The US Energy Information Administration report showed total domestic gas inventories fell last week by 146 billion cubic feet to 2.083 trillion cubic feet.
"The market ... had already priced in the fact that the (EIA) report was going to be bullish versus both last year and the five-year average. What was not priced in ... was a larger-than-expected withdrawal," Energy Management Institute's Dominick Chirichella said in a report.
Most traders agreed the decline was bullish, noting it was the third straight week that the draw came in above expectations. A Reuters poll on Wednesday showed traders and analysts had forecast a 134 bcf drop.
Front-month gas futures on the New York Mercantile Exchange ended up 11.2 cents, or 3.2 percent, at $3.582 per million British thermal units, after climbing to a six-week high of $3.603 right after the EIA report was released.

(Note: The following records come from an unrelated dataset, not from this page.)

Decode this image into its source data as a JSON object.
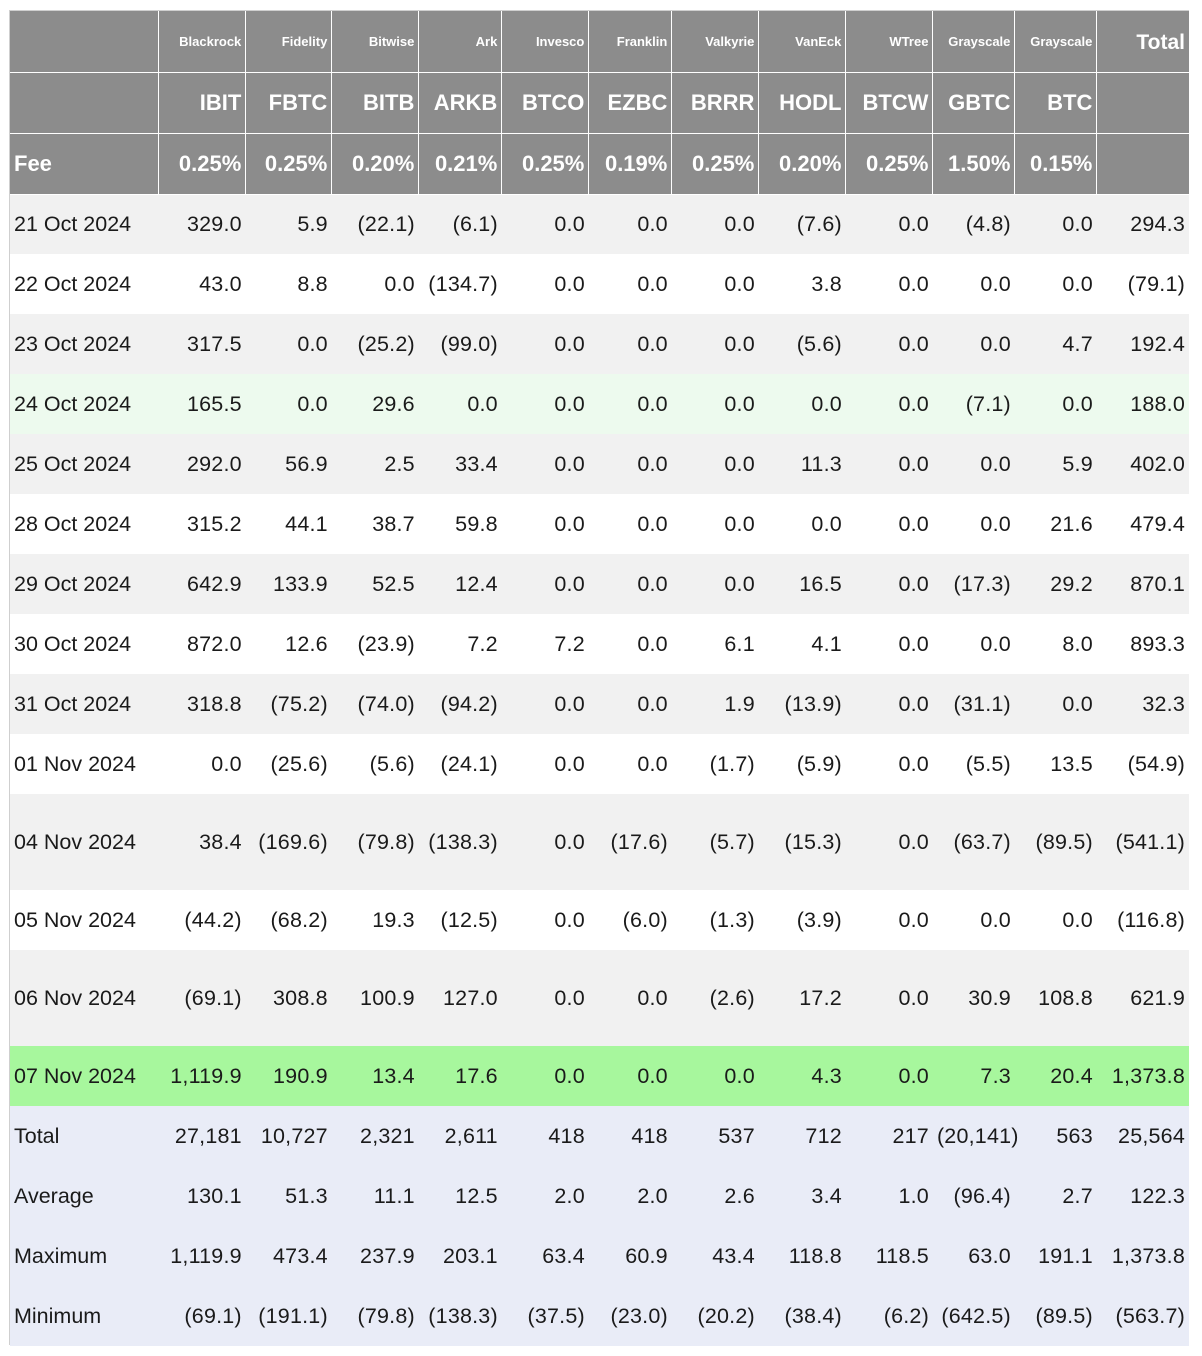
{
  "header": {
    "issuers": [
      "Blackrock",
      "Fidelity",
      "Bitwise",
      "Ark",
      "Invesco",
      "Franklin",
      "Valkyrie",
      "VanEck",
      "WTree",
      "Grayscale",
      "Grayscale"
    ],
    "total_label": "Total",
    "tickers": [
      "IBIT",
      "FBTC",
      "BITB",
      "ARKB",
      "BTCO",
      "EZBC",
      "BRRR",
      "HODL",
      "BTCW",
      "GBTC",
      "BTC"
    ],
    "fee_label": "Fee",
    "fees": [
      "0.25%",
      "0.25%",
      "0.20%",
      "0.21%",
      "0.25%",
      "0.19%",
      "0.25%",
      "0.20%",
      "0.25%",
      "1.50%",
      "0.15%"
    ]
  },
  "rows": [
    {
      "label": "21 Oct 2024",
      "values": [
        "329.0",
        "5.9",
        "(22.1)",
        "(6.1)",
        "0.0",
        "0.0",
        "0.0",
        "(7.6)",
        "0.0",
        "(4.8)",
        "0.0",
        "294.3"
      ]
    },
    {
      "label": "22 Oct 2024",
      "values": [
        "43.0",
        "8.8",
        "0.0",
        "(134.7)",
        "0.0",
        "0.0",
        "0.0",
        "3.8",
        "0.0",
        "0.0",
        "0.0",
        "(79.1)"
      ]
    },
    {
      "label": "23 Oct 2024",
      "values": [
        "317.5",
        "0.0",
        "(25.2)",
        "(99.0)",
        "0.0",
        "0.0",
        "0.0",
        "(5.6)",
        "0.0",
        "0.0",
        "4.7",
        "192.4"
      ]
    },
    {
      "label": "24 Oct 2024",
      "values": [
        "165.5",
        "0.0",
        "29.6",
        "0.0",
        "0.0",
        "0.0",
        "0.0",
        "0.0",
        "0.0",
        "(7.1)",
        "0.0",
        "188.0"
      ]
    },
    {
      "label": "25 Oct 2024",
      "values": [
        "292.0",
        "56.9",
        "2.5",
        "33.4",
        "0.0",
        "0.0",
        "0.0",
        "11.3",
        "0.0",
        "0.0",
        "5.9",
        "402.0"
      ]
    },
    {
      "label": "28 Oct 2024",
      "values": [
        "315.2",
        "44.1",
        "38.7",
        "59.8",
        "0.0",
        "0.0",
        "0.0",
        "0.0",
        "0.0",
        "0.0",
        "21.6",
        "479.4"
      ]
    },
    {
      "label": "29 Oct 2024",
      "values": [
        "642.9",
        "133.9",
        "52.5",
        "12.4",
        "0.0",
        "0.0",
        "0.0",
        "16.5",
        "0.0",
        "(17.3)",
        "29.2",
        "870.1"
      ]
    },
    {
      "label": "30 Oct 2024",
      "values": [
        "872.0",
        "12.6",
        "(23.9)",
        "7.2",
        "7.2",
        "0.0",
        "6.1",
        "4.1",
        "0.0",
        "0.0",
        "8.0",
        "893.3"
      ]
    },
    {
      "label": "31 Oct 2024",
      "values": [
        "318.8",
        "(75.2)",
        "(74.0)",
        "(94.2)",
        "0.0",
        "0.0",
        "1.9",
        "(13.9)",
        "0.0",
        "(31.1)",
        "0.0",
        "32.3"
      ]
    },
    {
      "label": "01 Nov 2024",
      "values": [
        "0.0",
        "(25.6)",
        "(5.6)",
        "(24.1)",
        "0.0",
        "0.0",
        "(1.7)",
        "(5.9)",
        "0.0",
        "(5.5)",
        "13.5",
        "(54.9)"
      ]
    },
    {
      "label": "04 Nov 2024",
      "values": [
        "38.4",
        "(169.6)",
        "(79.8)",
        "(138.3)",
        "0.0",
        "(17.6)",
        "(5.7)",
        "(15.3)",
        "0.0",
        "(63.7)",
        "(89.5)",
        "(541.1)"
      ]
    },
    {
      "label": "05 Nov 2024",
      "values": [
        "(44.2)",
        "(68.2)",
        "19.3",
        "(12.5)",
        "0.0",
        "(6.0)",
        "(1.3)",
        "(3.9)",
        "0.0",
        "0.0",
        "0.0",
        "(116.8)"
      ]
    },
    {
      "label": "06 Nov 2024",
      "values": [
        "(69.1)",
        "308.8",
        "100.9",
        "127.0",
        "0.0",
        "0.0",
        "(2.6)",
        "17.2",
        "0.0",
        "30.9",
        "108.8",
        "621.9"
      ]
    },
    {
      "label": "07 Nov 2024",
      "values": [
        "1,119.9",
        "190.9",
        "13.4",
        "17.6",
        "0.0",
        "0.0",
        "0.0",
        "4.3",
        "0.0",
        "7.3",
        "20.4",
        "1,373.8"
      ]
    }
  ],
  "summary": [
    {
      "label": "Total",
      "values": [
        "27,181",
        "10,727",
        "2,321",
        "2,611",
        "418",
        "418",
        "537",
        "712",
        "217",
        "(20,141)",
        "563",
        "25,564"
      ]
    },
    {
      "label": "Average",
      "values": [
        "130.1",
        "51.3",
        "11.1",
        "12.5",
        "2.0",
        "2.0",
        "2.6",
        "3.4",
        "1.0",
        "(96.4)",
        "2.7",
        "122.3"
      ]
    },
    {
      "label": "Maximum",
      "values": [
        "1,119.9",
        "473.4",
        "237.9",
        "203.1",
        "63.4",
        "60.9",
        "43.4",
        "118.8",
        "118.5",
        "63.0",
        "191.1",
        "1,373.8"
      ]
    },
    {
      "label": "Minimum",
      "values": [
        "(69.1)",
        "(191.1)",
        "(79.8)",
        "(138.3)",
        "(37.5)",
        "(23.0)",
        "(20.2)",
        "(38.4)",
        "(6.2)",
        "(642.5)",
        "(89.5)",
        "(563.7)"
      ]
    }
  ],
  "colors": {
    "header_bg": "#8c8c8c",
    "negative_text": "#e0392b",
    "row_alt_bg": "#f1f1f1",
    "highlight_light_green": "#edfaee",
    "highlight_green": "#a7f79d",
    "summary_bg": "#e9ecf7"
  }
}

Cold late-winter weather has helped push the front contract up nearly 14 percent in the last three weeks, turning the chart picture more supportive as it broke some key moving average and trendline resistance along the way.
The near contract has gained 3.6 percent so far this week following a 5 percent rise last week, but many technical traders still need a front-month close above this year's high of $3.645 to turn bullish.
Despite a late-week warm-up, traders noted there was still some chilly weather in the extended forecast.
The National Weather Service six- to 10-day and eight- to 14-day forecasts on Thursday showed below-normal temperatures for the eastern half of the nation.
Prices have also drawn support from more utilities using gas for power generation this year and from sizeable nuclear plant outages that have prompted more gas burn. Gas-fired units are typically used to offset any shut nuclear generation.